DeltaMerge¶
Insert, delete and update data using the Delta merge command.
Type¶
transform
Class¶
fire.nodes.etl.NodeDeltaMerge
Fields¶
Name |
Title |
Description |
|---|---|---|
targetLocation |
TargetPath |
Path of the target location |
sourceAlias |
Source Alias |
Alias to use for the source DataFrame |
targetAlias |
Target Alias |
Alias to use for existing target Delta table |
mergeCondition |
Merge Condition |
Condition to merge data from source DataFrame to target table, which would be used to perform update, delete, or insert actions as specified. |
whenMatchedUpdate |
When Matched Update |
|
whenMatchedUpdateAction |
WhenMatched Update Action |
Update the row from Source that already exists in Target based on Merge Condition. |
whenMatchedUpdateCondition |
Merge Condition |
Optional additional condition for updating row.
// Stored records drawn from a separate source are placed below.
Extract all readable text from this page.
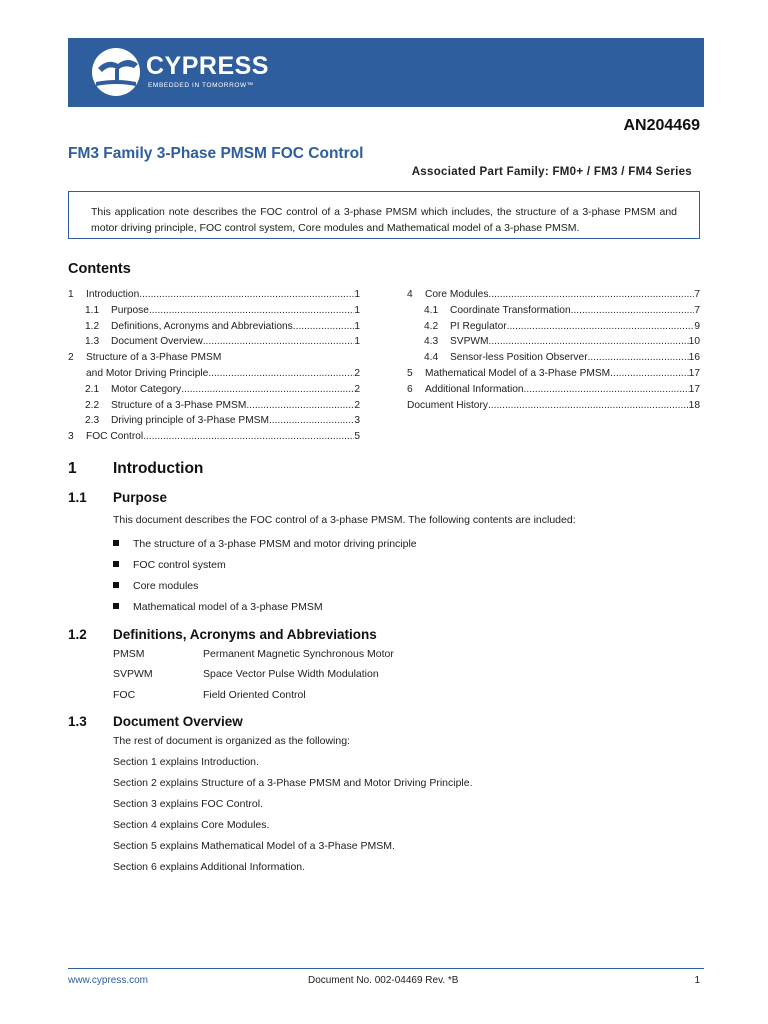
CYPRESS
EMBEDDED IN TOMORROW™
AN204469
FM3 Family 3-Phase PMSM FOC Control
Associated Part Family: FM0+ / FM3 / FM4 Series

This application note describes the FOC control of a 3-phase PMSM which includes, the structure of a 3-phase PMSM and motor driving principle, FOC control system, Core modules and Mathematical model of a 3-phase PMSM.

Contents
1	Introduction .....	1
1.1	Purpose .....	1
1.2	Definitions, Acronyms and Abbreviations .....	1
1.3	Document Overview .....	1
2	Structure of a 3-Phase PMSM
and Motor Driving Principle .....	2
2.1	Motor Category .....	2
2.2	Structure of a 3-Phase PMSM .....	2
2.3	Driving principle of 3-Phase PMSM .....	3
3	FOC Control .....	5
4	Core Modules .....	7
4.1	Coordinate Transformation .....	7
4.2	PI Regulator .....	9
4.3	SVPWM .....	10
4.4	Sensor-less Position Observer .....	16
5	Mathematical Model of a 3-Phase PMSM .....	17
6	Additional Information .....	17
Document History .....	18
1 Introduction
1.1 Purpose
This document describes the FOC control of a 3-phase PMSM. The following contents are included:
The structure of a 3-phase PMSM and motor driving principle
FOC control system
Core modules
Mathematical model of a 3-phase PMSM
1.2 Definitions, Acronyms and Abbreviations
PMSM	Permanent Magnetic Synchronous Motor
SVPWM	Space Vector Pulse Width Modulation
FOC	Field Oriented Control
1.3 Document Overview
The rest of document is organized as the following:
Section 1 explains Introduction.
Section 2 explains Structure of a 3-Phase PMSM and Motor Driving Principle.
Section 3 explains FOC Control.
Section 4 explains Core Modules.
Section 5 explains Mathematical Model of a 3-Phase PMSM.
Section 6 explains Additional Information.
www.cypress.com	Document No. 002-04469 Rev. *B	1
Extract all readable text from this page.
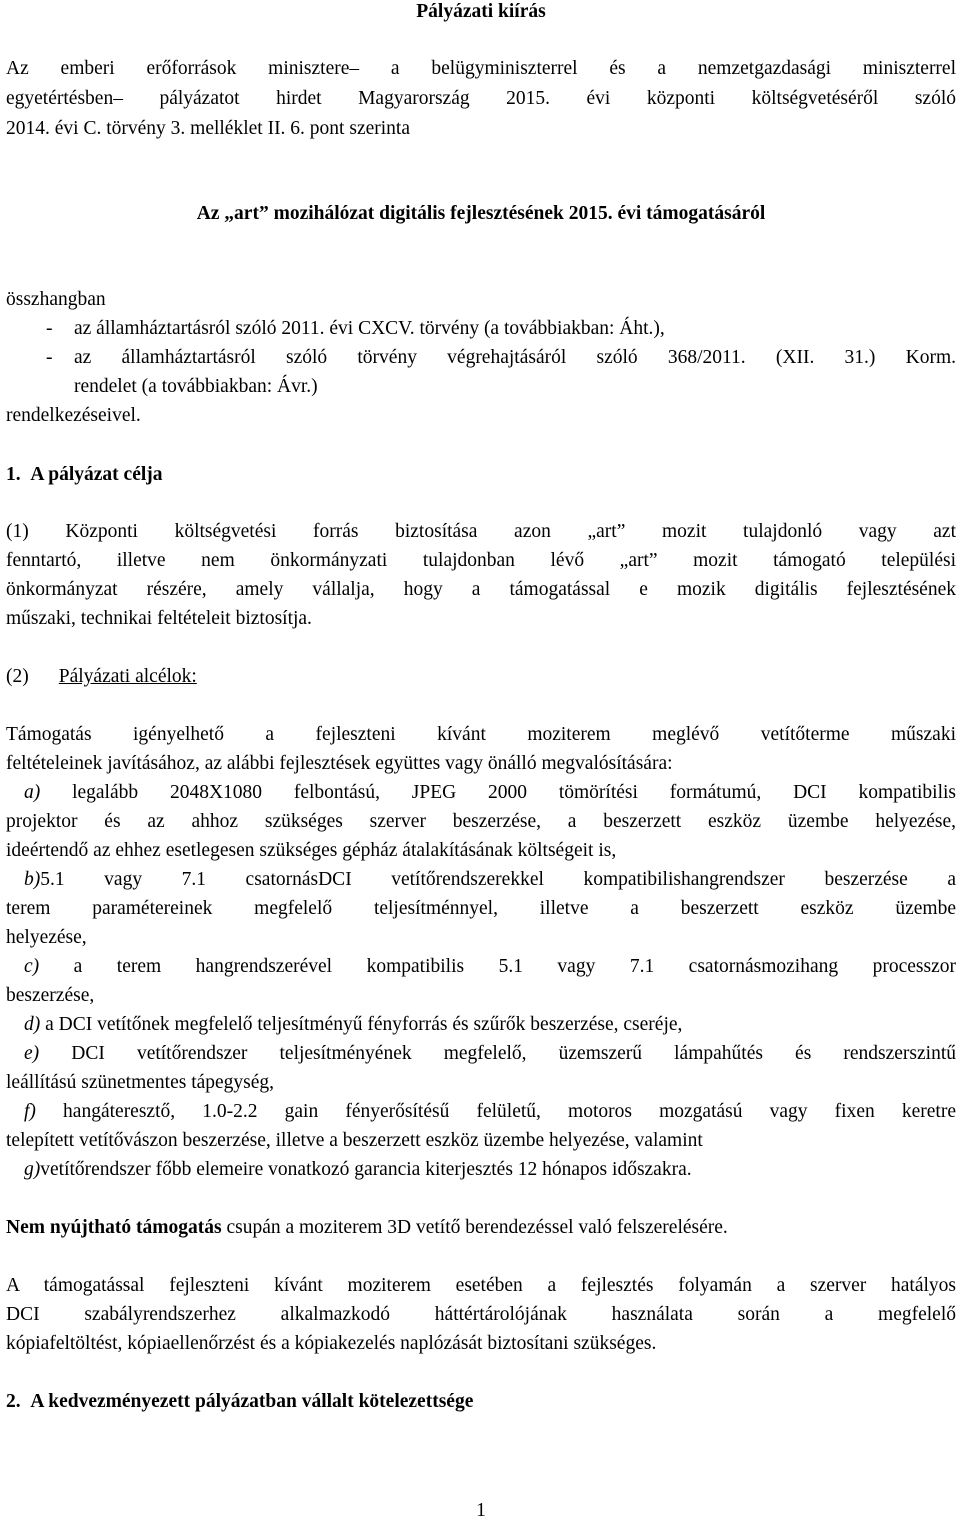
Pályázati kiírás
Az emberi erőforrások minisztere– a belügyminiszterrel és a nemzetgazdasági miniszterrel
egyetértésben– pályázatot hirdet Magyarország 2015. évi központi költségvetéséről szóló
2014. évi C. törvény 3. melléklet II. 6. pont szerinta
Az „art” mozihálózat digitális fejlesztésének 2015. évi támogatásáról
összhangban
- az államháztartásról szóló 2011. évi CXCV. törvény (a továbbiakban: Áht.),
- az államháztartásról szóló törvény végrehajtásáról szóló 368/2011. (XII. 31.) Korm.
rendelet (a továbbiakban: Ávr.)
rendelkezéseivel.
1. A pályázat célja
(1) Központi költségvetési forrás biztosítása azon „art” mozit tulajdonló vagy azt
fenntartó, illetve nem önkormányzati tulajdonban lévő „art” mozit támogató települési
önkormányzat részére, amely vállalja, hogy a támogatással e mozik digitális fejlesztésének
műszaki, technikai feltételeit biztosítja.
(2) Pályázati alcélok:
Támogatás igényelhető a fejleszteni kívánt moziterem meglévő vetítőterme műszaki
feltételeinek javításához, az alábbi fejlesztések együttes vagy önálló megvalósítására:
a) legalább 2048X1080 felbontású, JPEG 2000 tömörítési formátumú, DCI kompatibilis
projektor és az ahhoz szükséges szerver beszerzése, a beszerzett eszköz üzembe helyezése,
ideértendő az ehhez esetlegesen szükséges gépház átalakításának költségeit is,
b)5.1 vagy 7.1 csatornásDCI vetítőrendszerekkel kompatibilishangrendszer beszerzése a
terem paramétereinek megfelelő teljesítménnyel, illetve a beszerzett eszköz üzembe
helyezése,
c) a terem hangrendszerével kompatibilis 5.1 vagy 7.1 csatornásmozihang processzor
beszerzése,
d) a DCI vetítőnek megfelelő teljesítményű fényforrás és szűrők beszerzése, cseréje,
e) DCI vetítőrendszer teljesítményének megfelelő, üzemszerű lámpahűtés és rendszerszintű
leállítású szünetmentes tápegység,
f) hangáteresztő, 1.0-2.2 gain fényerősítésű felületű, motoros mozgatású vagy fixen keretre
telepített vetítővászon beszerzése, illetve a beszerzett eszköz üzembe helyezése, valamint
g)vetítőrendszer főbb elemeire vonatkozó garancia kiterjesztés 12 hónapos időszakra.
Nem nyújtható támogatás csupán a moziterem 3D vetítő berendezéssel való felszerelésére.
A támogatással fejleszteni kívánt moziterem esetében a fejlesztés folyamán a szerver hatályos
DCI szabályrendszerhez alkalmazkodó háttértárolójának használata során a megfelelő
kópiafeltöltést, kópiaellenőrzést és a kópiakezelés naplózását biztosítani szükséges.
2. A kedvezményezett pályázatban vállalt kötelezettsége
1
If specified then it must evaluate to true for the row to be updated. |
whenMatchedUpdateTargetColumns |
Target Columns |
Target Column |
whenMatchedUpdateExpressions |
Expressions |
Replace default update with expression |
whenMatchedDelete |
When Matched Delete |
|
whenMatchedDeleteAction |
WhenMatched Delete Action |
Delete rows if Merge Condition and the optional additional condition evaluates to true. |
whenMatchedDeleteCondition |
WhenMatched Delete Condition |
Optional additional condition for deleting row. If a condition is specified then it must evaluate to true for the row to be deleted. |
whenNotMatched |
When Not Matched |
|
whenNotMatchedAction |
WhenNot Matched Action |
The action to perform if the row from Source is not present in Target based on Merge Condition |
whenNotMatchedCondition |
WhenNot Matched Condition |
Optional condition for inserting row. If a condition is specified then it must evaluate to true for the row to be updated. |
whenNotMatchedTargetColumns |
Target Columns |
Target Column |
whenNotMatchedExpressions |
Expressions |
Replace default insert with expression |
Details¶
Delta Merge Node Details¶
Insert, delete and update data using the Delta merge command.
Parameters to be set:¶
General Tab:
OUTPUT STORAGE LEVEL: Choose how the data should be stored (e.g., DEFAULT, DISK_ONLY).
TARGET PATH: Specify the directory where the Delta Lake table is located. Use the “Browse” button to navigate and select the location.
SOURCE ALIAS: Provide an alias for the source DataFrame (e.g., “source”). This alias will be used in the merge condition.
TARGET ALIAS: Provide an alias for the target Delta Lake table (e.g., “target”). This alias will be used in the merge condition.
MERGE CONDITION: Specify the condition used to match rows between the source DataFrame and the target Delta Lake table. This condition is a SQL expression that typically involves comparing columns from the source and target.
When Matched Update Tab:
Update Columns: Specify which columns in the target table should be updated based on matching conditions. Define the mappings between source and target columns.
When Matched Delete Tab:
Delete Condition: Define the condition for deleting records from the target table. Records satisfying this condition will be deleted.
When Not Matched Tab:
Insert Columns: Specify which columns should be inserted into the target table when no match is found. Define the mappings for the inserted values.
Examples¶
Delta Merge Node Examples¶
Example of Merging Data into a Delta Lake Table¶
General Tab:
OUTPUT STORAGE LEVEL: DEFAULT
TARGET PATH: /user/hive/warehouse/my_delta_table
SOURCE ALIAS: source
TARGET ALIAS: target
MERGE CONDITION: source.customer_id = target.customer_id
When Matched Update Tab:
Update Columns: target.name = source.name, target.age = source.age
When Matched Delete Tab:
Delete Condition: source.status = ‘inactive’
When Not Matched Tab:
Insert Columns: (customer_id, name, age, status)
Values to Insert: (source.customer_id, source.name, source.age, ‘new’)
This configuration would merge data from the source DataFrame (source) into the Delta Lake table located at /user/hive/warehouse/my_delta_table (target). Matching rows update name and age, inactive rows are deleted, and new rows are inserted with the specified columns and values.